For those upwardly mobile urban residents who live in Brentwood, the upper east side of New York, Chicago’s Gold Coast or places where the aspiring masters of the universe set up house, children are not small flesh and blood people; they are commodities. Their value fluctuates like the gold market. What counts, of course, is whether they can enhance the reputation of parents, and whether parents can live vicariously through the exploits of kids.
At a recent dinner event several guests regaled me with stories of their children’s achievements. That is well and good since parents who have something positive to say about their kids might as well let other guests in on the success. But at one point, a fellow said my son disappoints me, “he didn’t get into Harvard.” I asked if he (the dad) went to Harvard. He said, “no but I was counting on my son to get in.” I innocently noted that this rejection would probably not have the slightest influence on the young man’s future. Dad demurred, “of course it will; I was counting on it.”
This conversation has been repeated many times, in many places. Each time I come away perplexed. Why would parents be disappointed that a son or daughter didn’t get in to an Ivy League college, especially if they didn’t get in to one themselves? Moreover, why be disappointed in this child who didn’t get admitted to an elite school? It is precisely because it is elite that everyone doesn’t get in. This rejection doesn’t ensure failure in life, just as acceptance doesn’t ensure success.
The answer to this conundrum is that upper middle class kids are treated as commodities. It is what they do that matters, not who they are. The marketplace of conversation is dependent on the conditions that allow one to boast about the children in a social game of one-upsmanship. Here is reverse projection: the parents derive prestige from what their children achieved. I can remember a time when kids, who took pride in their parents accomplishments, wanted to emulate them. How quaint that seems at the moment.

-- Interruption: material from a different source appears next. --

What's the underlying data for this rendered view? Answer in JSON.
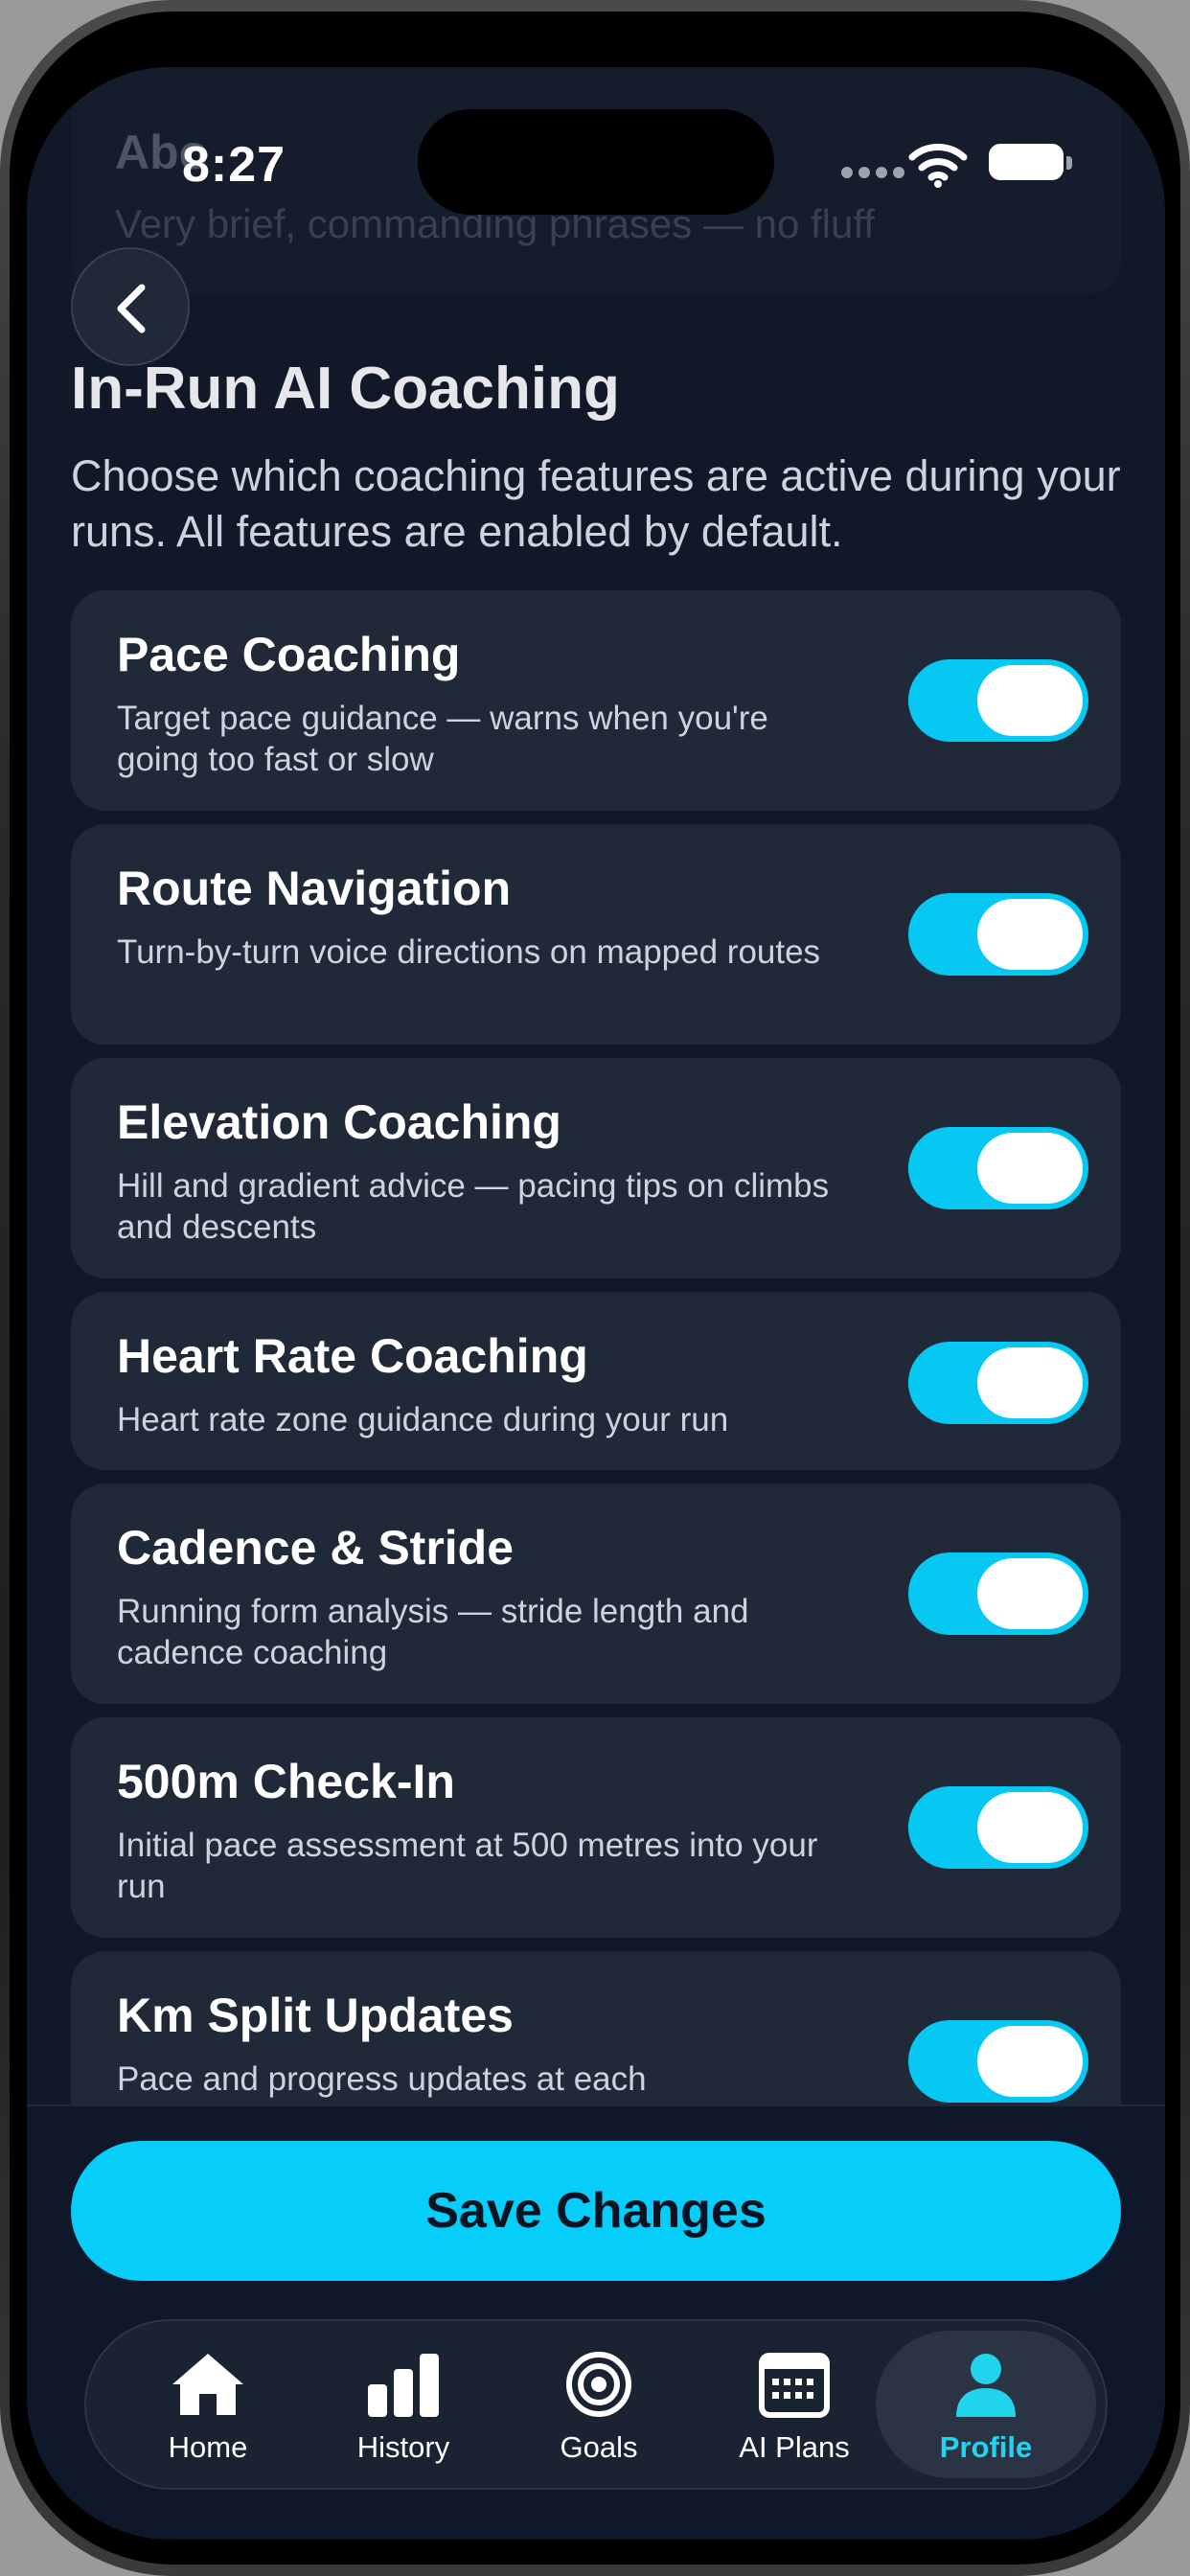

This children’s commodities market has its up and downs just like the Mercantile Market. On some days Johnny’s stock goes up; he won his tennis match or got 1600 on the SAT. On other days his stock goes down; he didn’t win a Merit Scholarship or he struck out in the 9th with the bases loaded. This rollercoaster effect is found in everyone’s life and surely boasting about children is not uncommon. What makes this condition odd is the lack of intrinsic value in the child. Kids must produce to have value just as corporate value is dependent on earnings.
Not only does this put inordinate pressure on children; it is an attitude hostile to the very nature of a parent-child relationship. It dehumanizes the kid and grotesquely limns the parents. In this human calculus one weighs the scales of achievements and failures using the most superficial of standards to register a judgment. Is Johnny less of a person because he didn’t get in to Harvard?
Fortunately this slice of life is restricted to an affluent portion of the population that has the opportunity to preoccupy themselves with fantasies of their offspring’s accomplishments. Very often what dad or mom couldn’t do for themselves, they expect from their children. After all, they offered every privilege money can provide, now results are expected.
Where this leads is already clear: psychiatrists treat more children of the wealthy than ever before. Children are driven to succeed and become depressed when unrealistic standards are not met. Parents, on the other hand, are frantic. If Mary isn’t always attentive in school, she becomes a candidate for Ritalin. If Johnny only scored 1500 on the SAT, Kaplan or Princeton Review sessions will be in his future. It is not merely the edge Mom and Dad want for their children; it’s the “stock price” of the offspring.
Children as commodities may seem as a harsh idea, but it is a part of current reality in my opinion. The problem is kids often can’t reach the expectations parents have for them and the market suffers from irrational exuberance. Perhaps this market will also burst like its analogue on Wall Street. That might release the pressure at home, but its consequence for society would be very profound indeed.